If the dollar continues to drop, it will take the pound sterling, the Italian lira and possibly the French franc down with it, warn monetary experts here.

So monetary convergence in Europe appears to stem from a heightened perception of American weakness and yet is also conditioned by it. Absence of U.S. currency leadership, mirrored by the flight from the dollar, is a cause of acute concern here. While, "the USA remains the most powerful country in the world," Davignon also identifies "a degree of reluctance to accept the consequences of being the world's strongest power."

If the European response to the economic troubles at last is showing signs of converging, a more political dimension soon may be added. June 7-10, 1979, are the dates slotted into the EEC calendar for creation of a directly elected European parliament and already political party machines are getting geared up to win the charms of the Common Market's 155 million voters.

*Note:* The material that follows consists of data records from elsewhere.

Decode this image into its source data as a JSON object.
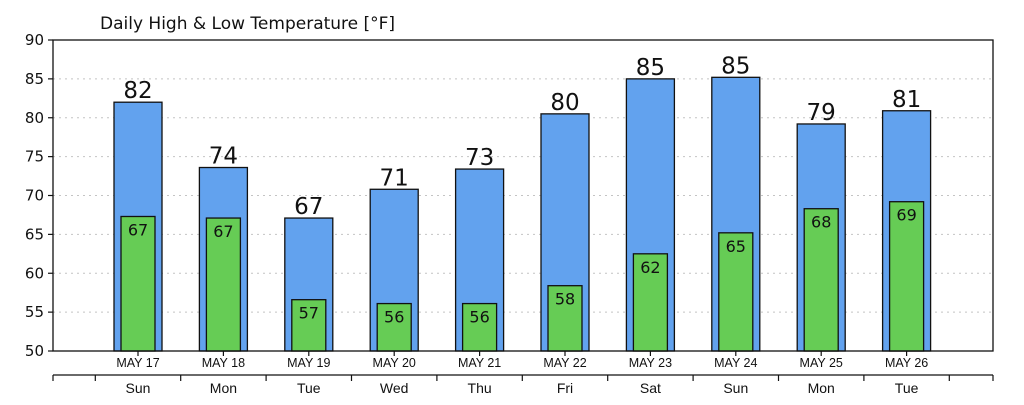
{
  "chart_data": {
    "type": "bar",
    "title": "Daily High & Low Temperature [°F]",
    "ylim": [
      50,
      90
    ],
    "yticks": [
      50,
      55,
      60,
      65,
      70,
      75,
      80,
      85,
      90
    ],
    "grid": "dotted horizontal",
    "categories": [
      "MAY 17",
      "MAY 18",
      "MAY 19",
      "MAY 20",
      "MAY 21",
      "MAY 22",
      "MAY 23",
      "MAY 24",
      "MAY 25",
      "MAY 26"
    ],
    "weekdays": [
      "Sun",
      "Mon",
      "Tue",
      "Wed",
      "Thu",
      "Fri",
      "Sat",
      "Sun",
      "Mon",
      "Tue"
    ],
    "series": [
      {
        "values": [
          82,
          73.6,
          67.1,
          70.8,
          73.4,
          80.5,
          85,
          85.2,
          79.2,
          80.9
        ],
        "labels": [
          "82",
          "74",
          "67",
          "71",
          "73",
          "80",
          "85",
          "85",
          "79",
          "81"
        ],
        "color": "#62a2ee"
      },
      {
        "values": [
          67.3,
          67.1,
          56.6,
          56.1,
          56.1,
          58.4,
          62.5,
          65.2,
          68.3,
          69.2
        ],
        "labels": [
          "67",
          "67",
          "57",
          "56",
          "56",
          "58",
          "62",
          "65",
          "68",
          "69"
        ],
        "color": "#66cc55"
      }
    ]
  }
}
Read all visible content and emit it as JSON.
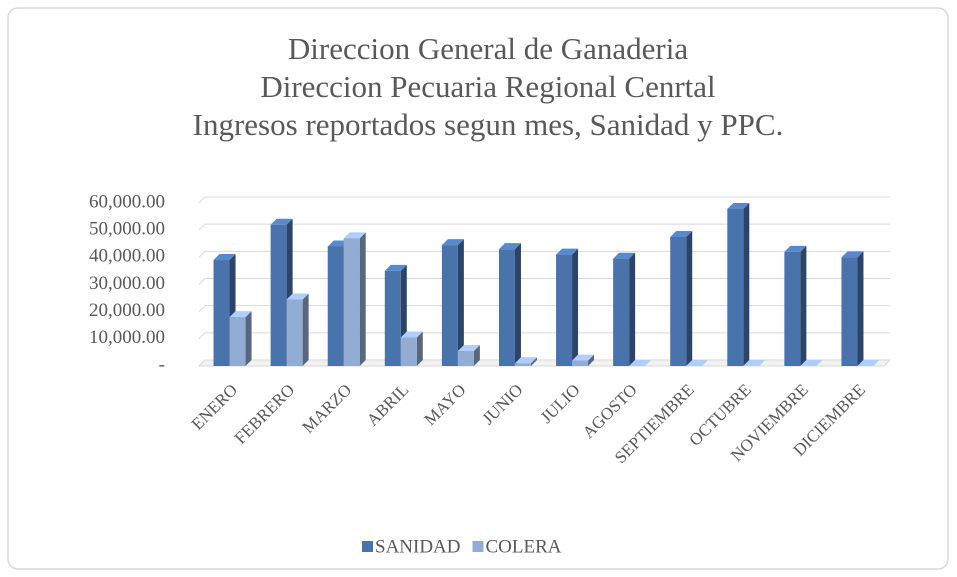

Although realists warn against overstating next summer's European elections, leading pundits here say the fact remains that the EEC's national party establishments will be forced to focus on European rather than national issues for the first time in their history.

The resulting 410-member parliament may not have great powers but, sayd Davignon, it should lead to a "regrouping of influence" as found in the U.S. Senate, with majorities which cut across traditional party lines.